Oh…man. I didn’t need to know that. (But now I’m glad I do.) Deb reports the Car Bomb — Bailey’s and Jameson’s, dropped boilermaker-style into a pint of Guinness — is called, up Madison way, the Irish Car Bomb. Drink a few, drive your car and become a human bomb, maybe.

Trust alcohol to lower the tone around this joint.

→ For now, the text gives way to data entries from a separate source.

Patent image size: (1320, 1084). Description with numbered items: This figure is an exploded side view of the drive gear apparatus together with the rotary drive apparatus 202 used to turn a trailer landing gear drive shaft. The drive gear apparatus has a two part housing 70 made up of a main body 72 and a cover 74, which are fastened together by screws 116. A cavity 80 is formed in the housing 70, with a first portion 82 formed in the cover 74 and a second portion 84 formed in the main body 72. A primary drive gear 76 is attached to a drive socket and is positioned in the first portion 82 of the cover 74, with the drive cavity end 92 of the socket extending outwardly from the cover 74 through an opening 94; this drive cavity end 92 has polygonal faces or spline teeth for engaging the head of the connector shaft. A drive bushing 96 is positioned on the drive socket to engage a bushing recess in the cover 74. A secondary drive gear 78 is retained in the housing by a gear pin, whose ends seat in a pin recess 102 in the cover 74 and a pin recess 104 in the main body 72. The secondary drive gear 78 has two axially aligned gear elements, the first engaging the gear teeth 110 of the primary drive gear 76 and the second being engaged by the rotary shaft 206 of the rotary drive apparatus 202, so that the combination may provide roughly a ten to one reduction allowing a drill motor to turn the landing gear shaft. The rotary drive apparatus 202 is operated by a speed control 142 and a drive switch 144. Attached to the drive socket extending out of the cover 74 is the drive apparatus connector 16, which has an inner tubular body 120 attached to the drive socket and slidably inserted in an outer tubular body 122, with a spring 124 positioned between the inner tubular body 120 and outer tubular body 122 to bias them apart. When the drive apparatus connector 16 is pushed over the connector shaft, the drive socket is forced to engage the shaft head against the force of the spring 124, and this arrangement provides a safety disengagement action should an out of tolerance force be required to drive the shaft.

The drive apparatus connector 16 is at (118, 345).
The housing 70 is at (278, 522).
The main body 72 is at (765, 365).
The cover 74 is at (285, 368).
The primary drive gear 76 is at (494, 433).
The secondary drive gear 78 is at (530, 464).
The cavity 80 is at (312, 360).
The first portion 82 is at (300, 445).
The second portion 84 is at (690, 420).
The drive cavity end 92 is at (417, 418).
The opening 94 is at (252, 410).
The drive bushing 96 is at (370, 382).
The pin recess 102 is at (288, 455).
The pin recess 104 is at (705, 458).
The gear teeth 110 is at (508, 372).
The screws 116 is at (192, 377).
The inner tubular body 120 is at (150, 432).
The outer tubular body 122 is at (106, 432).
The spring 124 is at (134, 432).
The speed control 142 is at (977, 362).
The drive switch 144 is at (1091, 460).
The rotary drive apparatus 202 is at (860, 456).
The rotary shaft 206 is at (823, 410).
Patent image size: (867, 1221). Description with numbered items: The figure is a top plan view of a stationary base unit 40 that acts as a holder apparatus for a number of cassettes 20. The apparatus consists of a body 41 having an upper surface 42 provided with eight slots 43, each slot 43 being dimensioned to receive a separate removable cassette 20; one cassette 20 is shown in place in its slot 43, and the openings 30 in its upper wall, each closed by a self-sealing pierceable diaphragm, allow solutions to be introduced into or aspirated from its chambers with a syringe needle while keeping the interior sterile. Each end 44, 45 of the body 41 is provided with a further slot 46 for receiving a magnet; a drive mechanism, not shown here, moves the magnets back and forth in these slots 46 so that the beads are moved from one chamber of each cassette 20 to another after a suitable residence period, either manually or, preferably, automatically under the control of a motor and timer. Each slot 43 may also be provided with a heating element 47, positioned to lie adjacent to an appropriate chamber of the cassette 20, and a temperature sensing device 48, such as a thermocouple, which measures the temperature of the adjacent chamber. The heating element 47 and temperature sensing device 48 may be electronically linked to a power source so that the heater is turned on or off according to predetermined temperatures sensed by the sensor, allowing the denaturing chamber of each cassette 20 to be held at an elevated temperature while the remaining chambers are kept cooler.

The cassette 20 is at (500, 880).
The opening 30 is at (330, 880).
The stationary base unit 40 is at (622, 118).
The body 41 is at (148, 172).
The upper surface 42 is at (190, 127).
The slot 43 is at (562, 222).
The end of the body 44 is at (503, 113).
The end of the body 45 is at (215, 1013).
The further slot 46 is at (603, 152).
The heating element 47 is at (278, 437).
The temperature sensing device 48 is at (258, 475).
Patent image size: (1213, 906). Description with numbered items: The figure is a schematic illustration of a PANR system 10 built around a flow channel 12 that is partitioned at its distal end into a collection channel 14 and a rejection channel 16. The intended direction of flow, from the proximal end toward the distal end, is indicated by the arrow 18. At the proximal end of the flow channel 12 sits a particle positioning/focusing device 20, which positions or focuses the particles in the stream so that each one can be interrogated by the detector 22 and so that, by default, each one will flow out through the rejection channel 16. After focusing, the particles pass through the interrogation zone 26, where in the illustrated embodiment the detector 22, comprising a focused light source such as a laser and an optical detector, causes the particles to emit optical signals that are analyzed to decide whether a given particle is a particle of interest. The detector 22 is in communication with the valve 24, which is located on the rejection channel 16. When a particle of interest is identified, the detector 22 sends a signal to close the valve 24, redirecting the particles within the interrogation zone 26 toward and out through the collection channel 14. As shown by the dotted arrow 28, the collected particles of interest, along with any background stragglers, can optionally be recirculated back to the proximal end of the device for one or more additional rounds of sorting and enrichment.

I got a little work done today, but not enough, having taken a long break to try to set up iChat AV on the new laptop. iChat AV combines the scintillating nature of e-chat communication with audio and video and is, for all intents and purposes, the picturephone that children of my generation were promised would be ours by the time of our adulthood. That it didn’t work out that way is only proof of my contention yesterday — that the effect of technology can’t be accurately predicted. It turns out we have good reasons to keep the telephone an audio-only device, but the idea of having a video chat with my friend J.C. in Atlanta seemed like a good idea. I was going to carry the laptop and the camera outside and show him Alan at work on the boat — all wirelessly, mind you. It seemed the ultimate stupid use of technology; I liked the idea of this particular communication being intercepted by aliens, who would say, "He’s not done with that thing YET?"

But alas, it was not to be. My video camera is incompatible with not only iChat, but the latest version of iMovie, too. This does not surprise me. It’s a JVC, about which nothing more need be said. Moral of the story: Don’t buy JVC. Sub-moral of the story: Go buy a new video camera!

And go read Jon Carroll, in a pitch-perfect rendering of why columnists shouldn’t write from vacation, even if it does make the whole trip tax-deductible. How does he do it? This is a subtle topic. You probably never realized how much you disliked Ellen Goodman’s August letters from Maine until you read this; I didn’t, anyway.

Speaking of vacation letters, I’ll see you in a week, then.